I have to tell you now that no such undertaking has been received, and that consequently this country is at war with Germany.

Sheila sits back at this; Mollie rubs her arms. His mother reaches for the door frame. Chamberlain’s voice continues to spool out from the wireless and tangle on the floor.

“Well, there we are now,” Mollie says.

Sheila reaches for her sister and their hands clasp. His mother still stands in the doorway, hand to the jamb. Her face has gone grey. He pushes himself upright, crosses the room to her. He takes her hand and slips it through his arm.

“Here,” he says. He brings her over to her armchair. She is trembling.

He switches the radio set off. Then there is just the little parlour, and the morning sunshine through the window, and the sea wind blustering, and you could tell yourself that nothing had changed, but these words have changed the world.
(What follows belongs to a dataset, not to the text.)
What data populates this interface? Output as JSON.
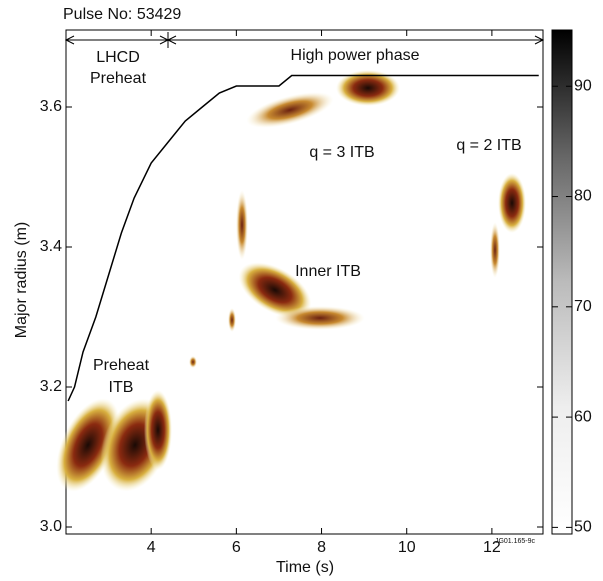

The girls, though, their cardigans ballooning, their hair blown into tats. They’ll be huddled on a bench to finish up their lemon bonbons, coltsfoot rock, liquorice; they are still free from it. They’re a gorgeous empty spell of wind and hair and sweetness.

“Can I get you something?” he asks.

His mother shakes her head.

He glances over at Sheila — pink cheeks, pink nose, a smile forced over a dimpling chin — and even as he watches, her smile thins, her lips pressed tight and trembling, and she turns to her sister and crumples into her.

“Buck up now, darling,” Mollie says, rubbing her arm. “Don’t spoil your face.”

After a moment, Sheila sniffs and nods and leans away, and dabs at her eyes with the flank of a hand. Because the girls must not see that she’s upset.

“I’ll have to see about an earlier crossing,” she says.

His mother blinks up now. “Whatever for?”

“We must get back, May.”

“No, indeed you must not. You heard what he said — there’s to be another war. You’ll be much safer here.”

Sheila straightens her shoulders, touches her hair back into place. “You are so kind, May, dear, but you know, the children will want their father. Donald has to join his regiment, and we shall want to see him first.”

“Well, Mollie,” May now says. “You’ll stay.”

Mollie makes an apologetic moue. “A little while, May, but then I’m afraid I shall have to go too.”

“Whatever for?”

“Work. They’re expecting me.”

May is left with nothing now but to turn her face away and be silent. She must swallow it down in one hard lump, this unpalatable truth that everyone has been chewing on for months. They may not like it either, but at least they have grown accustomed to the taste.

He lays a hand on her shoulder. He feels the bones of her. She turns her sharp blue eyes on him.